There were birthdays, lunch dates, and phone calls that have faded from my mind. Sometimes I will see a picture from long ago and the memory will come flooding back.
In one of them my father has a goatee and is wearing a green leisure suit. We are sitting at the table sharing our birthday cake. His half is vanilla and mine is chocolate. In another we’re at a pool in Las Vegas. I’m seven or eight and riding on his back while he swims. Our faces are sunburnt and we’re squinting at the camera. Still another—I’m wearing a polka dot shorts-set and my dad is lifting me in the air for a kiss, even though I’m too big to be lifted.
There are older photos like these—on thick paper with the Kodak stamp on the back—when he is “daddy.” There are ones less old when he is “dad.” And there are more recent (electronic) pictures in which he is “my father,” because there are two of me: his caregiver and his daughter.
I speak to many people about my dad, so many people they blend together: internists, cardiologists, neurologists, nurses, insurance contacts, oral surgeons, memory care personnel, Veteran’s Administration staff), hospice, relatives. As his condition has worsened, the list of people has increased. Most want to know about my father, not my dad.
Eileen, the caregiver, is efficient. She can describe my father in detail, rattle off information at a pretty good clip. When he had his first—and second—bypass operation, that’s he’s been deaf in his right ear since childhood, when his defibrillator was inserted. She can list his medications, favorite foods and what he won’t eat. She can even recite the score he got on his last cognitive test and the month he stopped reading.

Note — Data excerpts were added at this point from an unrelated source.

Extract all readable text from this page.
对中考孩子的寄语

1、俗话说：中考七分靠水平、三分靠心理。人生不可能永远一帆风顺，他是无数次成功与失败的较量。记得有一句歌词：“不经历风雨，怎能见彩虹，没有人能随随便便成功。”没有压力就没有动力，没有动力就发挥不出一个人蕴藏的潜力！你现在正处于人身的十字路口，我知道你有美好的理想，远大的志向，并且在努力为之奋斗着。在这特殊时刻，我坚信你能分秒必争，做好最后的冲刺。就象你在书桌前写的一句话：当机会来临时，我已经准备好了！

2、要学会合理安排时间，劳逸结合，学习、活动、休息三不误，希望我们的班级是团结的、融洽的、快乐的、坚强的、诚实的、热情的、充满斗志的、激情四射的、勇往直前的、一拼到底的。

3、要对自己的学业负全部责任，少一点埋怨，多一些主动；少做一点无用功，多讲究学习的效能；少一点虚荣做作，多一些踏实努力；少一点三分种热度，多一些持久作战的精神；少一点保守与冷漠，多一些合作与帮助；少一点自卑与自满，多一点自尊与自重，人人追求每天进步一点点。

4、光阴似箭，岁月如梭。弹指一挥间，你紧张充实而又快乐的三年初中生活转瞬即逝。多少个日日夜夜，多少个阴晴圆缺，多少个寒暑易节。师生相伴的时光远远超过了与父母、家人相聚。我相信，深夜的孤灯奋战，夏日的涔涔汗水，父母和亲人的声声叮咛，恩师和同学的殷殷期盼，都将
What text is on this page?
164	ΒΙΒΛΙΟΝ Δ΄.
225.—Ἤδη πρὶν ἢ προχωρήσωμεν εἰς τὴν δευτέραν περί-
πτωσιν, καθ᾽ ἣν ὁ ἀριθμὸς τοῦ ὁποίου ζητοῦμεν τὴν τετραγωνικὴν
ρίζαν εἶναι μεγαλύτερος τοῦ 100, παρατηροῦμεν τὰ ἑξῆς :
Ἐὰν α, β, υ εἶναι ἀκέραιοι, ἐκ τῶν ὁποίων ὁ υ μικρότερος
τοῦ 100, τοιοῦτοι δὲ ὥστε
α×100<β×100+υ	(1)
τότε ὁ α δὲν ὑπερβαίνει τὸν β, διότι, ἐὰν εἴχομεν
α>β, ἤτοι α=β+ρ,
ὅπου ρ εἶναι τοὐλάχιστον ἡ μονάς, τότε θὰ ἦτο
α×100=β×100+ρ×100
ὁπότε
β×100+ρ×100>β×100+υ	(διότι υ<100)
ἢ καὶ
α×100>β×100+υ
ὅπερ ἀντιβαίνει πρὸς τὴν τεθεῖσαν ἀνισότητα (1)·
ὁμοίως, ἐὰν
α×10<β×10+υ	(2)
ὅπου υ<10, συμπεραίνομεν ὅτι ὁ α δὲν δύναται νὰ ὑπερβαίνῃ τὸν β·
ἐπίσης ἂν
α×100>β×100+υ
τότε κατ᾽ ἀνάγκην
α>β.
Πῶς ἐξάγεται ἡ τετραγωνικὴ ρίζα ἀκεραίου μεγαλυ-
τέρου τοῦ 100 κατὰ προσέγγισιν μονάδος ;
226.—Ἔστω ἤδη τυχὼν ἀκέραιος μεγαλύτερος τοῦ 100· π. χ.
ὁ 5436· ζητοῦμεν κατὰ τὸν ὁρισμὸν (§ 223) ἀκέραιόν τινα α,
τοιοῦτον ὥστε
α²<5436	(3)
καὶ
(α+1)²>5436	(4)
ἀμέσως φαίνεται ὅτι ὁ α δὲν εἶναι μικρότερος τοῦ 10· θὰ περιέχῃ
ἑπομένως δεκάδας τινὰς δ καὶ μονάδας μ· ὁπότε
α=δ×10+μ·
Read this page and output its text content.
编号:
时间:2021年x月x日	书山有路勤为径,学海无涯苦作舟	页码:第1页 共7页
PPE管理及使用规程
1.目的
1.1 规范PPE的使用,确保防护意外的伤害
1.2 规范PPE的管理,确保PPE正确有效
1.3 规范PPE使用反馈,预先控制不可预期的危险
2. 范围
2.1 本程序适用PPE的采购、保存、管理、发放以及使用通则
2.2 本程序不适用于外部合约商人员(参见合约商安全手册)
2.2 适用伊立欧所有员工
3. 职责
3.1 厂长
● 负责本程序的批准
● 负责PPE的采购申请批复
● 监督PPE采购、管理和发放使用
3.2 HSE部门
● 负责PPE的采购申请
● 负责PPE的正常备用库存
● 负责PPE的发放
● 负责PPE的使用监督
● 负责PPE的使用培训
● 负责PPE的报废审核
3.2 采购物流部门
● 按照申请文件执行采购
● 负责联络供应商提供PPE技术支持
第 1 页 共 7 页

But only Eileen (“Pud”), the daughter, can fully describe my dad. How sharp his mind once was, how’d he quiz me about politics and history. The laugh that seemed to come from his toes. The way his eyes light up when he sees me, even if it’s just been a day. The joy on his face when he drove my little Miata convertible, expertly shifting gears, his tall body enmeshed with the car.
No one asks about my dad as he was then, but it doesn’t matter. I will never forget him. He was the dad who was there for all my firsts, all my beginnings. And I am the daughter who will love him through all his lasts. I’ll be here for his ending.